The Pros and Cons of Various Speech Codecs

January 7, 2016

Author: Debora Hlee

This article offers a detailed comparison of some of the most commonly used speech codecs by developers. Go through the article for information that will help you make the right selection.

Using speech codecs allow developers to compress and decompress audio files that contain speech data and stream speech formats. With a variety of speech codecs available in the market that can be implemented on different algorithms, each one comes with specific applications in various fields. Here is a low down on some of the most popular speech codecs available:

G.711

This is a pulse code modulation of voice frequencies on a 64 kbps channel. This codec makes use of a sampling rate of 8000 samples every second and a non-uniform quantization along with 8 bits is utilized for the purpose of representing every sample. This eventually results in a bit rate of 64 kbits per second.

One of the benefits of this codec is that it is designed to deliver extremely precise transmission of speech. In addition to this, it also comes with relatively lower processing overheads. That said, many developers complain of an unsatisfactory network efficiency. This codec also lacks missing pack interpolation and requires 128 kbps bandwidth in each direction.

G.722

This is a ITU standard wideband speech codec that operates between 48 and 64 kbits per second. The technology of this codec is designed on the basis of split band ADPCM. This codec is extremely worthwhile when used in a fixed network VoIP application, where the required bandwidth does not have limitations. Furthermore, this codec also offers significant improvement in speech quality over other older narrowband codecs. That said, this codec is not ideal for broadcast remotes. You will also be able to find other versions in the market such as the G.722.1 and the G.722.2, the latter of which is referred to as AMR-WB.

G.723 and G.723.1

When you read up information on G723 codec, you will realize that it is completely different from the G.723.1 variant. The G.723 codec is an ITU standard for speech codecs that relies on the ADPCM method and offers great quality audio between 24 and 40 kbps. This codec is most commonly used for Digital Circuit Multiplication Equipment (DCME) applications.
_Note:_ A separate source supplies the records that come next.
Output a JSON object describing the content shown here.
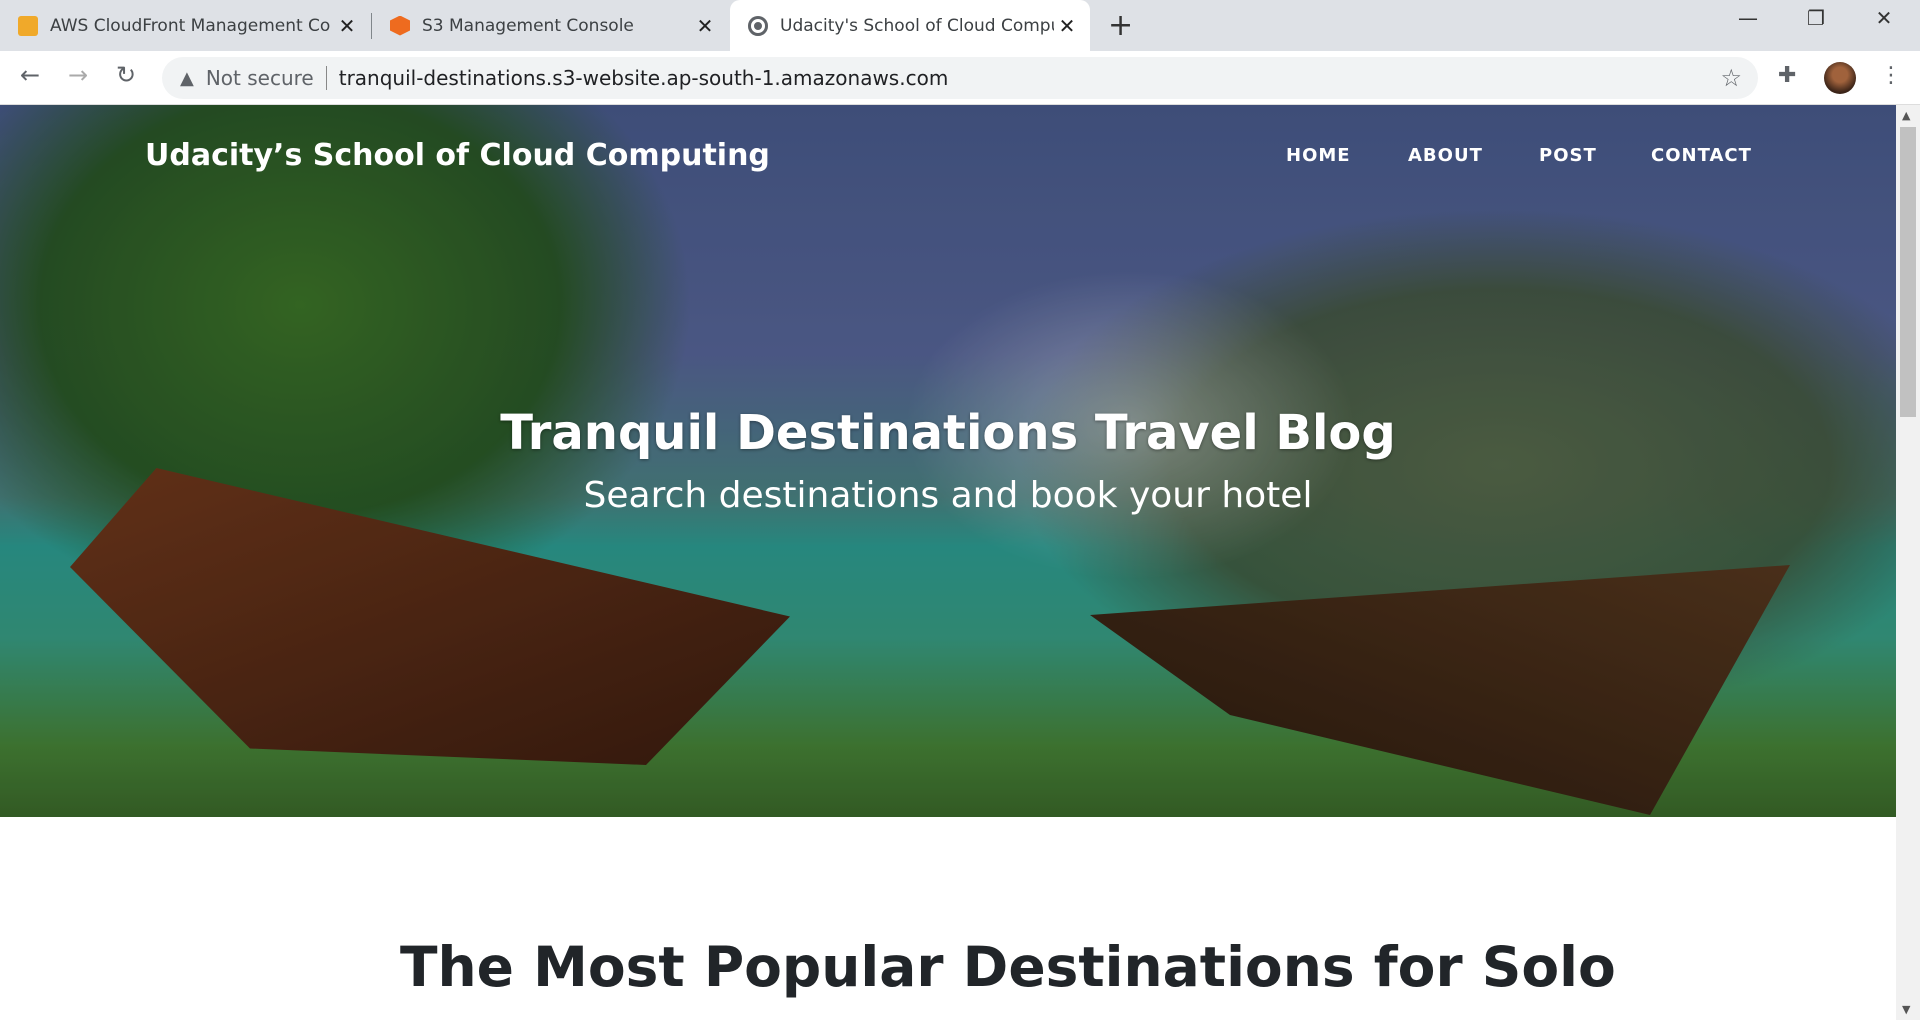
{
  "browser": {
    "tabs": [
      {
        "title": "AWS CloudFront Management Co",
        "icon": "aws-cube-icon",
        "active": false
      },
      {
        "title": "S3 Management Console",
        "icon": "s3-cube-icon",
        "active": false
      },
      {
        "title": "Udacity's School of Cloud Computing",
        "icon": "globe-icon",
        "active": true
      }
    ],
    "security": "Not secure",
    "url": "tranquil-destinations.s3-website.ap-south-1.amazonaws.com"
  },
  "site": {
    "brand": "Udacity’s School of Cloud Computing",
    "nav": [
      "HOME",
      "ABOUT",
      "POST",
      "CONTACT"
    ],
    "hero_title": "Tranquil Destinations Travel Blog",
    "hero_subtitle": "Search destinations and book your hotel",
    "post_heading": "The Most Popular Destinations for Solo"
  }
}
The G.723.1 speech codec compresses voice audio in 30 ms frames. With an algorithmic look-ahead of 7.5 ms, duration results in a total delay of 37.5 ms. This codec offers extremely high compression without compromising on the quality of the audio. Furthermore, on fast computers, it facilitates simultaneous encoding and decoding and proves to be a lot more effective in the audio of video conferencing systems.

That said, this codec requires a lot of processing power and may not be ideal for sound effects and music. Many developers find that it has lower quality than some other codecs falling under the similar data rate category. Before finalizing on a codec to use, make sure you read up information on G723 codec among the others, to make a smart decision resulting in enhanced functionality.